Near 9:38 a.m. ET, the Dow was up 236 points, the S&P 500 was up 25 points, and the Nasdaq was up 64 points.
Stocks closed lower on Wednesday.
Yesterday's three-hour-long outage at the New York Stock Exchange was likely triggered by a software upgrade, according to Bloomberg, citing two people familiar with the situation.
The halt was the biggest disruption to the US stock market since the Nasdaq blacked out in 2013.
Chinese stocks rebounded sharply, and the Shanghai Composite had its biggest one-day rise since 2009.
In economic data, initial jobless claims rose more than expected (297,000 versus 275,000 estimated,) and economists say it's a seasonal anomaly.
"In one line: Seasonal chaos begins; expect more volatility for the next couple of weeks," wrote Pantheon Macroeconomics' Ian Shepherdson in a note to clients.
Barclays noted: "Between the holiday week and the seasonal retooling shutdowns at auto factories that are typical this time of year, we are inclined to look through the volatility in this morning's report."
Crude oil prices rallied more than 3% following the selloff earlier this week that took West Texas Intermediate crude futures to a three-month low. WTI climbed to as high as $53.53 on Thursday morning.
In earnings, PepsiCo reported second-quarter profits that topped estimates, helped by growth in its beverages business. The company posted adjusted earnings per share of $1.33 (versus $1.24 estimated, according to Bloomberg) on sales of $15.92 billion (versus $15.8 billion.)

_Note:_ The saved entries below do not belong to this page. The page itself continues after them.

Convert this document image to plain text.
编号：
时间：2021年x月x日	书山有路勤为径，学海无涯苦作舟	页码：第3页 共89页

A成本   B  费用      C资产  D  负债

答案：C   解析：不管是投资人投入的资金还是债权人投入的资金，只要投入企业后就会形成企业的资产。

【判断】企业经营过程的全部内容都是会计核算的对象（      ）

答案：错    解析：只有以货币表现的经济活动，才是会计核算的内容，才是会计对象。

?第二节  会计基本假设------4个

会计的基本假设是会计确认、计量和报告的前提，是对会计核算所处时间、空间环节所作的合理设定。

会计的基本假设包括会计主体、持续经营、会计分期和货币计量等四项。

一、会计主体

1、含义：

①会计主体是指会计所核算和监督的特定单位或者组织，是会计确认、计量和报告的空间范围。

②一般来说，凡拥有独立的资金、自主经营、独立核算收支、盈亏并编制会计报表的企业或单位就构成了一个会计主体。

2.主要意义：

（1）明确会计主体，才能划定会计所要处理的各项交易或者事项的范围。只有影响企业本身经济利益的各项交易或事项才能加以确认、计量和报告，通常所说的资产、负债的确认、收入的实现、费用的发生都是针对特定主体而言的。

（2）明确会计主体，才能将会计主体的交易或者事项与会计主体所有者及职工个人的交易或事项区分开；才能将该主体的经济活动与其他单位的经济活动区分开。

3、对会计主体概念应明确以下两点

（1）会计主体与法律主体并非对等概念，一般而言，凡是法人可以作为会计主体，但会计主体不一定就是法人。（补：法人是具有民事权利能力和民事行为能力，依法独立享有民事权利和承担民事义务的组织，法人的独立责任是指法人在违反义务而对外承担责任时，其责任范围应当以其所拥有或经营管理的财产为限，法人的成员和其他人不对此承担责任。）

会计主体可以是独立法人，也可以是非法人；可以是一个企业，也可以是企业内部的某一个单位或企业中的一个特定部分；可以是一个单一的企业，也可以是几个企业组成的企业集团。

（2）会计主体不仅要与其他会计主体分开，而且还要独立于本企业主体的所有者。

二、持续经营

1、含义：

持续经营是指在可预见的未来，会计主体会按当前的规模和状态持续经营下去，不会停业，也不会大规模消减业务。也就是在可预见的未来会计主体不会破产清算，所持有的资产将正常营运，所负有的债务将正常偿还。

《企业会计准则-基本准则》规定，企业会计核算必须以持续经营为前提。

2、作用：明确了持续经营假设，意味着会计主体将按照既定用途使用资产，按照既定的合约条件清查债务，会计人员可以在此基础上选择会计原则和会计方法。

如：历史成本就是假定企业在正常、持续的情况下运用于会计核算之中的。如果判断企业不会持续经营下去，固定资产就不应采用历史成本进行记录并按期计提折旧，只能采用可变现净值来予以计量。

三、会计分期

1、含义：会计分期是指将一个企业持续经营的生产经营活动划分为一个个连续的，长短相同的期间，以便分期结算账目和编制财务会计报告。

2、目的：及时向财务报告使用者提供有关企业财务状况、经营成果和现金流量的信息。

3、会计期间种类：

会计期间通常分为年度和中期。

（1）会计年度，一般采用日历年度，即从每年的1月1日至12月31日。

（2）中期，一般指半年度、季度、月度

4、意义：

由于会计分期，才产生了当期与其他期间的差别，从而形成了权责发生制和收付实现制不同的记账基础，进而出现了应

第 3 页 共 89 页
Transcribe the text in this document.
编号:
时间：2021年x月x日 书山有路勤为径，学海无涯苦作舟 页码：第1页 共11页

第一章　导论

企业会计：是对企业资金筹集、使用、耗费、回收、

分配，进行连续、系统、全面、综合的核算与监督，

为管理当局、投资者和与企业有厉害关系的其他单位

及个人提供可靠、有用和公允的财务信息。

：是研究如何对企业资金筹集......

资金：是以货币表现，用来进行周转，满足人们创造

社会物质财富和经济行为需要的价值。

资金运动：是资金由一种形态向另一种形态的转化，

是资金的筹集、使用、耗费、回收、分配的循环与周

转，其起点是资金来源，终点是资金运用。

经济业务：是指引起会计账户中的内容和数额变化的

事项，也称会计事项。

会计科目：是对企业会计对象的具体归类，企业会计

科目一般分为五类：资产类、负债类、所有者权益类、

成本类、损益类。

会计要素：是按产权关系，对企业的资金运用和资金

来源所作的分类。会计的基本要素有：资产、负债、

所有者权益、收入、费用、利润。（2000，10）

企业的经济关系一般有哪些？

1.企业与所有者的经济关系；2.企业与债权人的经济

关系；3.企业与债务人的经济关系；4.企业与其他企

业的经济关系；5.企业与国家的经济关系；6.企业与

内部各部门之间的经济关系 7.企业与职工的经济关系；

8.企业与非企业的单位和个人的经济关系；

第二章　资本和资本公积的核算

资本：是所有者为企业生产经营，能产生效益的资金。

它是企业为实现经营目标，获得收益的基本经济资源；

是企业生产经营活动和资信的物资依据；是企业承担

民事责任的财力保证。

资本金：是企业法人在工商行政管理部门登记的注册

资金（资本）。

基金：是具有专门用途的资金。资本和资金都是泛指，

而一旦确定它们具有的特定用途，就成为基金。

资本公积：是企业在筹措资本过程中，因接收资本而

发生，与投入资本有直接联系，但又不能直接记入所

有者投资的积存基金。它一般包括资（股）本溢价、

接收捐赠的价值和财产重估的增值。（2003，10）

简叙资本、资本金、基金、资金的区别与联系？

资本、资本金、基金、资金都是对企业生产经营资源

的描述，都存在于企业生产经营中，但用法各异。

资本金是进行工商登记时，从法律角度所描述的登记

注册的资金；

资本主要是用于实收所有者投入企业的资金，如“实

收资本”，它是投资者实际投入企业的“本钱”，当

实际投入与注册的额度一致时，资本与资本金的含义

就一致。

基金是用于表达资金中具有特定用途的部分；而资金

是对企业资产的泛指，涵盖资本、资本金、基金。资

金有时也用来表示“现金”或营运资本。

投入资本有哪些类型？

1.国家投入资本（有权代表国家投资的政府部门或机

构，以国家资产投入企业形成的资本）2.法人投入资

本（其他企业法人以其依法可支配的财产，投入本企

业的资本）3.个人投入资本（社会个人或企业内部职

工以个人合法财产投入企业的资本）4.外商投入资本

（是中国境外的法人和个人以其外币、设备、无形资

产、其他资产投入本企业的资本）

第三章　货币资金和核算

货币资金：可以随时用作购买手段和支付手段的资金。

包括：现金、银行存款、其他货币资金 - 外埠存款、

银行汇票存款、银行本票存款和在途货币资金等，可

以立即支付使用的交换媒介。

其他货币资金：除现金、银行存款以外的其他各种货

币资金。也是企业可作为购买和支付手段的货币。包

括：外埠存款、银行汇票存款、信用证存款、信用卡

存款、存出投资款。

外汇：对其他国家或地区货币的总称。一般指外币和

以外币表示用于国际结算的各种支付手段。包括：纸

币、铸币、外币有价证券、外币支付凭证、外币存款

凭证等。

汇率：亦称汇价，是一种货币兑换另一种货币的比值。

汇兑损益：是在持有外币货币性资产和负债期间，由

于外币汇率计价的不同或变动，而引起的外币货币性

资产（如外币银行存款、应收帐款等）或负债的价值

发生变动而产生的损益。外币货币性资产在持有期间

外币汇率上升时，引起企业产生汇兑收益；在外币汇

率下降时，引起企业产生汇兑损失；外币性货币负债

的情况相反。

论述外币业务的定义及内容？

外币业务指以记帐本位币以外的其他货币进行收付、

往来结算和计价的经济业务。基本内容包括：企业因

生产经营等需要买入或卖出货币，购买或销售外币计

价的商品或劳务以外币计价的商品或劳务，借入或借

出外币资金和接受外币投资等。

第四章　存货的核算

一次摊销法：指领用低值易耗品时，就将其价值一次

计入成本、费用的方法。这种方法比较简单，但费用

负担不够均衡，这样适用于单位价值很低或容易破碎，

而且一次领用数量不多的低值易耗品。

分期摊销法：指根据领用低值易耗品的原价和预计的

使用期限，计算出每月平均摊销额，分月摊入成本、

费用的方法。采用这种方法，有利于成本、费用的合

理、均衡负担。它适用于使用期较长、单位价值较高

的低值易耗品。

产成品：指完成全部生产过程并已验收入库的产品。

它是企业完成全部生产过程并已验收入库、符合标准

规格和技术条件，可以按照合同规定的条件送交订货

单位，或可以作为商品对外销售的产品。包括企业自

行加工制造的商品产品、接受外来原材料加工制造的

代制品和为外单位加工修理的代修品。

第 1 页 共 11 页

In company news, Procter & Gamble is merging 43 of its brands with Coty for $12.5 billion. The company accepted an offer for brands in its cosmetics and fragrances business, which include CoverGirl makeup and Gucci fragrances.
Coty shares tanked more than 9% in early trading, while Procter & Gamble rallied by about 1%.
Goldman is recommending selling Shake Shack shares. Analysts cut their outlook on the stock in a note on Thursday, saying that it's too expensive, and the IPO lockup expiration is coming July 29.